La manip' a duré deux heures, malheureusement le temps s'est dégradé et une forte averse de neige a touché le continent. L'hélico, revenu entretemps à DDU, n'a pas pu nous récupérer ! On a donc été accueillis par les gars de la station Robert Guillard à Cap Prud'homme en contrebas pour le déjeuner, avec un retour depuis D10 en tracteur Challenger pour moi, et en Kassboher, un gros véhicule
à chenilles, pour Nico et Jérémy.
Retour à D10 à l'arrière du Kassboher pour Nico

Petite éclaircie en arrivant vers le Cap Prud'homme en Challenger.. au fond, DDU !
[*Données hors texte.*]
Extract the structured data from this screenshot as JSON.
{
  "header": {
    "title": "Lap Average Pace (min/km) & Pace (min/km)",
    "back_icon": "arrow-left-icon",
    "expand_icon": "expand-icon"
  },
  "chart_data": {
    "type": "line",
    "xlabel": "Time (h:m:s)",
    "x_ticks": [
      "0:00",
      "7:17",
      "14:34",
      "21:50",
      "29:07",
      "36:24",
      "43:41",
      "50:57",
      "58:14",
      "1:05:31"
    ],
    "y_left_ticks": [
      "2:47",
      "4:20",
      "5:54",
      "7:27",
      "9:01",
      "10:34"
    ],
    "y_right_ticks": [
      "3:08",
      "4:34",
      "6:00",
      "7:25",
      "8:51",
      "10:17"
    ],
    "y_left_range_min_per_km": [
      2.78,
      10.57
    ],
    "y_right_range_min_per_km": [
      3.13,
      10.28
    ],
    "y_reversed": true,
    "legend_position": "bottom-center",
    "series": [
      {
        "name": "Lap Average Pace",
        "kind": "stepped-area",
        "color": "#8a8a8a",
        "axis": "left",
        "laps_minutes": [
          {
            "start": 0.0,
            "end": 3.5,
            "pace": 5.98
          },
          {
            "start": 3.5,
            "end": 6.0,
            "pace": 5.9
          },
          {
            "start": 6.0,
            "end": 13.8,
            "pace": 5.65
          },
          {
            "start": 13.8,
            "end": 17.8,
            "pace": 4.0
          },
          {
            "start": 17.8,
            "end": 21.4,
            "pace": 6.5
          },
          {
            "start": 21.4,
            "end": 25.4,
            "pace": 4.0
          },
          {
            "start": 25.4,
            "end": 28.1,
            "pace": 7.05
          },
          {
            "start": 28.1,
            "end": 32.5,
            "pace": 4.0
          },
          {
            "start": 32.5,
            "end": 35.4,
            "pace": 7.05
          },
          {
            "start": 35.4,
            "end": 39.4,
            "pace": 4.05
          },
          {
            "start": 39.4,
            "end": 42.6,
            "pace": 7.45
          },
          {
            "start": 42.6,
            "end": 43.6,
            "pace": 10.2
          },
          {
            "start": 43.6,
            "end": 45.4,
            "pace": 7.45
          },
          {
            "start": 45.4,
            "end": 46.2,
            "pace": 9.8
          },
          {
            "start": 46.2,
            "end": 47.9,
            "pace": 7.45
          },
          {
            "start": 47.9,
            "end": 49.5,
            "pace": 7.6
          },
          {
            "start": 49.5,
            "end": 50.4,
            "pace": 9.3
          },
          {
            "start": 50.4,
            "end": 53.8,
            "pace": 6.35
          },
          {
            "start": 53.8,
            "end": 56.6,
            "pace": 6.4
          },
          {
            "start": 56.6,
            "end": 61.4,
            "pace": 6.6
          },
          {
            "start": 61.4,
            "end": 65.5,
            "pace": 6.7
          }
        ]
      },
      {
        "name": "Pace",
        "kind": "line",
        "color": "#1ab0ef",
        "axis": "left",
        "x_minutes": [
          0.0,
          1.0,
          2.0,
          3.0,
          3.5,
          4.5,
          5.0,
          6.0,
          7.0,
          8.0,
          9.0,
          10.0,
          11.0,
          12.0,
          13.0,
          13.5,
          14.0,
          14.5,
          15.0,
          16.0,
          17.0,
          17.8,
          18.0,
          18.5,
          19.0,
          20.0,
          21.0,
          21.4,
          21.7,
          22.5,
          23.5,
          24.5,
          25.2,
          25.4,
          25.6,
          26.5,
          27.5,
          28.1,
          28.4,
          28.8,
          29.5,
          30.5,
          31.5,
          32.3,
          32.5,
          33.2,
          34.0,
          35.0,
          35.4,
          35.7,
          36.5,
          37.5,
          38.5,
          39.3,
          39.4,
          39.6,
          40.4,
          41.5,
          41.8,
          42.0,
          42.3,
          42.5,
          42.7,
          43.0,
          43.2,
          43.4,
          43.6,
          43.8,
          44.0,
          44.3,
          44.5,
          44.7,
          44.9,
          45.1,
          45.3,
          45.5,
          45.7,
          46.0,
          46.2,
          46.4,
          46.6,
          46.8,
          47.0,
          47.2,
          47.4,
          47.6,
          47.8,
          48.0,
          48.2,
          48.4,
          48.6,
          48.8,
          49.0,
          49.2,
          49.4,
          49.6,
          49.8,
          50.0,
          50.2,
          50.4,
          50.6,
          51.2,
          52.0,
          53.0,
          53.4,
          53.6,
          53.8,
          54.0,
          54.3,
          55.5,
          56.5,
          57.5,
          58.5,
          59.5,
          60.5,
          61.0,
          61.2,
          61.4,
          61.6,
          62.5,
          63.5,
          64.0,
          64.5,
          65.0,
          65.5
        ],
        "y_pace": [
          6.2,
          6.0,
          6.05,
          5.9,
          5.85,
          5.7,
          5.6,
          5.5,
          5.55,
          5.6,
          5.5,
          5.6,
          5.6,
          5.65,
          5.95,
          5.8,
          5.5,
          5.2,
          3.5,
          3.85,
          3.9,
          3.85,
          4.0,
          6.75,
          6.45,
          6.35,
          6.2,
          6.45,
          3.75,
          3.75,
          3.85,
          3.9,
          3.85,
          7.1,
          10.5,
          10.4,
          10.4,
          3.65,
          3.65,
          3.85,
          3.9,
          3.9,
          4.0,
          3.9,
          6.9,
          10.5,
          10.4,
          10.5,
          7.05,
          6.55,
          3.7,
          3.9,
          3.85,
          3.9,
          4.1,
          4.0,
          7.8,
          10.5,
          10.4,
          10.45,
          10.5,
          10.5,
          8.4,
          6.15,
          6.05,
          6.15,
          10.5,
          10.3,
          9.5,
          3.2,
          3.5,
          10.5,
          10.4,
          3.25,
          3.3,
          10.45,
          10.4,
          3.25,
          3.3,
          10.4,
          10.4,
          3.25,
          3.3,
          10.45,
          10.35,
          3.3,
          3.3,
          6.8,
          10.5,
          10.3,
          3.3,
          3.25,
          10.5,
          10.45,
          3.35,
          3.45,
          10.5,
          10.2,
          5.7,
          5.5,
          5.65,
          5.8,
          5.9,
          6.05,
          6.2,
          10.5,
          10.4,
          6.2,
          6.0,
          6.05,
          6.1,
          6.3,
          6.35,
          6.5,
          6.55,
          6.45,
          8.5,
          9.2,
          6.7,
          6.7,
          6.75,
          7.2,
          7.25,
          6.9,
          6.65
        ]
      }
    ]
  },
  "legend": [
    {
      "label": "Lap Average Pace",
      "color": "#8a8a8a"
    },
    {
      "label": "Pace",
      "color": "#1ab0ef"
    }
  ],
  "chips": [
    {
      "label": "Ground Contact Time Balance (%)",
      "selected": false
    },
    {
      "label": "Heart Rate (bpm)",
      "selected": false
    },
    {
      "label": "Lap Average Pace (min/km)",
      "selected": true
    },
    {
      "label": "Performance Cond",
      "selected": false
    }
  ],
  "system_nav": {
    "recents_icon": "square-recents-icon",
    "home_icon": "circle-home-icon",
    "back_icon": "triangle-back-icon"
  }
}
A la base Robert Guillard à Cap Prud'homme, l'ambiance est bien différente de DDU. Une petite base composée d'une dizaine de gars qui reviennent pour les trois quarts tous les étés depuis des années, voire des dizaines d'années.
Une communauté un peu hors du temps, essentiellement composée de mécanos, avec une salle à manger conviviale où s'affichent aux murs de vieilles affiches et des coupures de journaux jaunies, issues d'articles de presse quotidienne régionale, consacrées à ces mécaniciens de l'extrême !

C'est (déjà) ma quatrième fois sur le continent, la troisième en hélico, mais l'émerveillement est toujours aussi fort, en particulier quand on survole les falaises de glace du glacier de l'Astrolabe...

L'Astrolabe, l'autre, le navire, a pris du retard dans son approche de DDU, en raison des très mauvaises conditions de mer liées à cette même dépression.
Son arrivée n'est pas prévue avant mardi, et la rotation sera extrêmement courte pour respecter les délais contraints : dès le mois de mars, notre fier vaisseau polaire enfile sa deuxième casquette de patrouilleur austral pour (entre autres) prévenir et lutter contre les pêcheries illégales dans les eaux françaises de l'Océan Indien, autour de la Réunion, des îles Éparses et des Terres Australes...

La température, après quelques jours particulièrement doux, va enfin baisser pour retrouver des niveaux plus conformes pour la période en début de semaine prochaine... on devrait atteindre les premiers -10°C !

En attendant, le traditionnel tableau climatologique mis à jour... avec de nouvelles marques pour la température minimale et le vent !


TM
TNN
TXX
FFM
FXY
FXI
INSOL
-1,8°C
-9,3°C le 09/02
6,4°C le 18/12
31,7 km/h
131,0 km/h le 13/02
185,4 km/h le 14/02
711,3 h

Pour me contacter, j'ai créé un petit raccourci, visible à gauche en version ordinateur (l'adresse n'a pas
changé, c'est toujours gheymes@ddu.ipev.fr ). N'utilisant plus de téléphone,
je ne sais pas si cela fonctionne en version mobile, signalez le moi au besoin !

[\MAJ 18 février]
D'autres records de douceur ont été battus le 16 février : 
  •  température maxi +4.9°C : valeur la plus élevée observée après un 15 février à DDU
  •  température mini +0.1°C : deux jours de suite sans gel en février, ça n'était jamais arrivé à DDU
Après vérification, la pression réduite au niveau de la mer observée le 14 février, 955.9 hPa, est la plus basse observée en février depuis 1978 .
La deuxième décade de février (période du 11 au 20) a enfin toutes les chances d'établir un nouveau record de vent moyen, avec le vent fort du 11 au 13 matin, la violente tempête ensuite, seulement trois jours à peu près calmes du 15 au 17, avant la reprise d'un fort catabatique depuis hier soir, qui devrait durer jusque mercredi matin.